Unknown to Tunisians, Trabelsi was already making plans to escape. That same night, thirty-three members of ‘The Family’ were arrested at the airport waiting to board a flight out. Seriati, who is rumoured to have encouraged Ben Ali to leave in a possible ploy to take over, was also detained. Later, it emerged that Samir Tarhouni, head of Tunisia's anti-terrorism unit, had decided that the game was up and had instructed his wife, who worked at airport control, not to allow them to fly.41
By the time Ben Ali landed in Saudi Arabia on 14 January, at least 147 people had been killed in the revolt.42 But no sooner had their president beaten a hasty retreat than Tunisians began to worry that their revolution would be lost to the remnants of his ruling party. Some immediately feared that loyalists would continue to hold positions of power and were working behind the scenes to curtail dramatic change in the economic, social and bureaucratic structure.
It may have appeared like a tiny detail in the avalanche of revolutionary change, but the decision for the speaker rather than the prime minister to take over was crucial.

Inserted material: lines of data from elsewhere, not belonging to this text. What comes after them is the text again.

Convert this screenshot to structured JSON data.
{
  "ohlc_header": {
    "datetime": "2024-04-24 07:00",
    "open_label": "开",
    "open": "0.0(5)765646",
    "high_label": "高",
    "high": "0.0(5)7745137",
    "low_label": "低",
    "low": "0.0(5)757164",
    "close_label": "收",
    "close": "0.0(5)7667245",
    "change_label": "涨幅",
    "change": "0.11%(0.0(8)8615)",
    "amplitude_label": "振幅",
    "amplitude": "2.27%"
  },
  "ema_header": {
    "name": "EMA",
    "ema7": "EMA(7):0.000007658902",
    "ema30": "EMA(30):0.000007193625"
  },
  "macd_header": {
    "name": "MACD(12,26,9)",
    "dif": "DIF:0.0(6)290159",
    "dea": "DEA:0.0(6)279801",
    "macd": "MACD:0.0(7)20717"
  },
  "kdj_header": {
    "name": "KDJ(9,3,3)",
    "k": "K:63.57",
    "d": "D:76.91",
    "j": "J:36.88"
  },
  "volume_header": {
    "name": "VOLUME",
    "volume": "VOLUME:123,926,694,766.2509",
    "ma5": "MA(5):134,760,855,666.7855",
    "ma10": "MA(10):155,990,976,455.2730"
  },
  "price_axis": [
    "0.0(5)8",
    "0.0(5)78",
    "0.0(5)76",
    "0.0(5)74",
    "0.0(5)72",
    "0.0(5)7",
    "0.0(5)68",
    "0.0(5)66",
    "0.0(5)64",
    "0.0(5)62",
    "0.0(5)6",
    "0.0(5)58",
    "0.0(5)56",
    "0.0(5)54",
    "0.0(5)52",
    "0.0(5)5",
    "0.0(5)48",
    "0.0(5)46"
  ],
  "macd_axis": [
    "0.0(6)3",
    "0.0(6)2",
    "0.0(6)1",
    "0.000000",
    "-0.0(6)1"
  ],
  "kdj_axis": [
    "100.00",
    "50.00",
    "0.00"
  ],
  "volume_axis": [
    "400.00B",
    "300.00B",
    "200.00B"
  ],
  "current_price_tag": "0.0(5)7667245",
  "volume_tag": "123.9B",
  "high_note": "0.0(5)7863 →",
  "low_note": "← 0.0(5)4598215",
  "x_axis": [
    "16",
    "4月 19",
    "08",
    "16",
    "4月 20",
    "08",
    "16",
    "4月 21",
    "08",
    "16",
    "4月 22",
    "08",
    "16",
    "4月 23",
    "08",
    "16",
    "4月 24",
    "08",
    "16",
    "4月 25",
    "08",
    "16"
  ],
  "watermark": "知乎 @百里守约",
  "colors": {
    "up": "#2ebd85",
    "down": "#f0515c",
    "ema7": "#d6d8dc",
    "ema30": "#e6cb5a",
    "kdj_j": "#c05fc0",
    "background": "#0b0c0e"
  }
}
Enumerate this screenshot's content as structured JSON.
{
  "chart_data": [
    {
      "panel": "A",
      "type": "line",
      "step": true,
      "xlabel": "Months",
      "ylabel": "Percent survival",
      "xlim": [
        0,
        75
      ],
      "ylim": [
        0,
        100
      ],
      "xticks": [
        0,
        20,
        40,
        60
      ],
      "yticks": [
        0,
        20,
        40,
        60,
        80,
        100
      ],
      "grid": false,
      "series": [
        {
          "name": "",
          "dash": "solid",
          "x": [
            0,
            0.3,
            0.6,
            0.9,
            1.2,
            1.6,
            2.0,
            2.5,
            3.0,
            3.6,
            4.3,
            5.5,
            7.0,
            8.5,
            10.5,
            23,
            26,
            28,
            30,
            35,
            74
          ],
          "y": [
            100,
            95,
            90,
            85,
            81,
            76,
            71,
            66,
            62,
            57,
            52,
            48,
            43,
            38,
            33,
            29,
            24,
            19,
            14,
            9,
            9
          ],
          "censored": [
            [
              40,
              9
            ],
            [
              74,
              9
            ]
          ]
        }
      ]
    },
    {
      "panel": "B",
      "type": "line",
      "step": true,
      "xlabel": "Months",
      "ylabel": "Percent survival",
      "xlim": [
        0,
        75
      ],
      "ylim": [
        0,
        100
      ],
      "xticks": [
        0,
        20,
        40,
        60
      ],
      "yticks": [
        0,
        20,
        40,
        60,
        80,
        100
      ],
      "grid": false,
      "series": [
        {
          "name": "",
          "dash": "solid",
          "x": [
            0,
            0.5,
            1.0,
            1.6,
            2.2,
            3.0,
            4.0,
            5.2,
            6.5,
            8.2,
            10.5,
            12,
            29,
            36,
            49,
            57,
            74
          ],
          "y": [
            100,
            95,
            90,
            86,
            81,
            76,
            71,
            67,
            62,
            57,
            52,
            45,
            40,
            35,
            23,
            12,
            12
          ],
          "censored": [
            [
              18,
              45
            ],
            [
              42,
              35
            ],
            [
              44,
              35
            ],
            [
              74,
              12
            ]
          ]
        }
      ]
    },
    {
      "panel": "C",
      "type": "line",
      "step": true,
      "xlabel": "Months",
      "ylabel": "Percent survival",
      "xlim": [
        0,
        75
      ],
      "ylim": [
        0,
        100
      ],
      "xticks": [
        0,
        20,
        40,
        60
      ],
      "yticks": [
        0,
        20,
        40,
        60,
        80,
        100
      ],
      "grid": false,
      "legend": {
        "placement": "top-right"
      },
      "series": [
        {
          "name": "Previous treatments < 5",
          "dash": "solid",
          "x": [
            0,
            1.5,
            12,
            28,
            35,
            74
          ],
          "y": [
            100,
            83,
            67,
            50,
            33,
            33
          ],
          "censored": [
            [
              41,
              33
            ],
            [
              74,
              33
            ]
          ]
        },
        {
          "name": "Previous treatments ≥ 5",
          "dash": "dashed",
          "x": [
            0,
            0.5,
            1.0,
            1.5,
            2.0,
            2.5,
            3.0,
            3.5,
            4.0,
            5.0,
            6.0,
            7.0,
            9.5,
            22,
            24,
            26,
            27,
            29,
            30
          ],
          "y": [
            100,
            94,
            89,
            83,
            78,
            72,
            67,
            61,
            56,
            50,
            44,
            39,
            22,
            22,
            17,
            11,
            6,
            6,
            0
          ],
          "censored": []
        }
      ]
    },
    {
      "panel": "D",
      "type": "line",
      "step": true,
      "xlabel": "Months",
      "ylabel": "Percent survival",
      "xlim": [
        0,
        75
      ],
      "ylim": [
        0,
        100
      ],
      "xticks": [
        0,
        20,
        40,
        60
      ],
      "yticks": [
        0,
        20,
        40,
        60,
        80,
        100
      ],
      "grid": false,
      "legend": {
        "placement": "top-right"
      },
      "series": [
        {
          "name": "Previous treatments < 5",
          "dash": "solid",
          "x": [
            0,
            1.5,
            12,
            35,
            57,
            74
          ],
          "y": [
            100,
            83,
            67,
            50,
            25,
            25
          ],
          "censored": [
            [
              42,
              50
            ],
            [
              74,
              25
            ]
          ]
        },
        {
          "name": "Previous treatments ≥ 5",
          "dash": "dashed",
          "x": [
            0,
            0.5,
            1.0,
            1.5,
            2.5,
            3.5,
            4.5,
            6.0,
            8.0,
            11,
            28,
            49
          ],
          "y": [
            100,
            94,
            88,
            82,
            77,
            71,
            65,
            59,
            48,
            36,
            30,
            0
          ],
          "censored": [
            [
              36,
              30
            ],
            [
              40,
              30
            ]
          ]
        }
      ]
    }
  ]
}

Ben Ali had not officially resigned and it
later transpired that he had been planning a comeback. Ghannouchi had announced a new government that kept the interior, defence and foreign ministers unchanged and added three UGTT representatives plus the three legal opposition party leaders – Chebbi, Ibrahim and Ben Jaafar – to the line-up.
Demonstrators could still have gone home at this point, but their demand was never the fall of the president. Indeed, it was Tunisian protesters who coined the chant ‘The people want the fall of the regime,’ which would soon echo from the squares of Cairo to the streets of Sana'a. From the very first day after they had unseated Ben Ali, protesters spoke soberly of the fear that they had decapitated the regime but left its structure in place, ready for a new dictator. Realizing their credibility was again at risk, the UGTT members quit the cabinet along with Ben Jaafar. The new government freed political prisoners, lifted a ban on parties, and closed down the media censor. The RCD ministers all resigned from their party, but this too was rejected by the demonstrators. The executive committee of the RCD was dissolved, but again, this was not enough to persuade protesters off the streets.
Finally, Ghannouchi reshuffled the cabinet once again to bring in ministers untainted by RCD membership. The move satisfied the UGTT and some opposition parties, but not for long. Less than three weeks after Ben Ali had fled, the RCD's activities were suspended. Senior police officials and provincial governors accused of corruption, brutality or close links to the old regime were replaced. On 27 February, with protests still ongoing, Ghannouchi stepped down and a new interim government was appointed, containing no former regime members. The first phase of the Tunisian revolution was complete.
By the time of the constituent assembly elections in October 2011, Tunisians had cleared every hurdle that had come their way, but the challenges that lie ahead are no less significant than those they leave behind them. If all goes to plan, at least two years will have passed between Ben Ali's departure and the approval of a new empowered parliament with a new president and constitution. It is a long time for a country to be in transition, with all the uncertainties that this carries.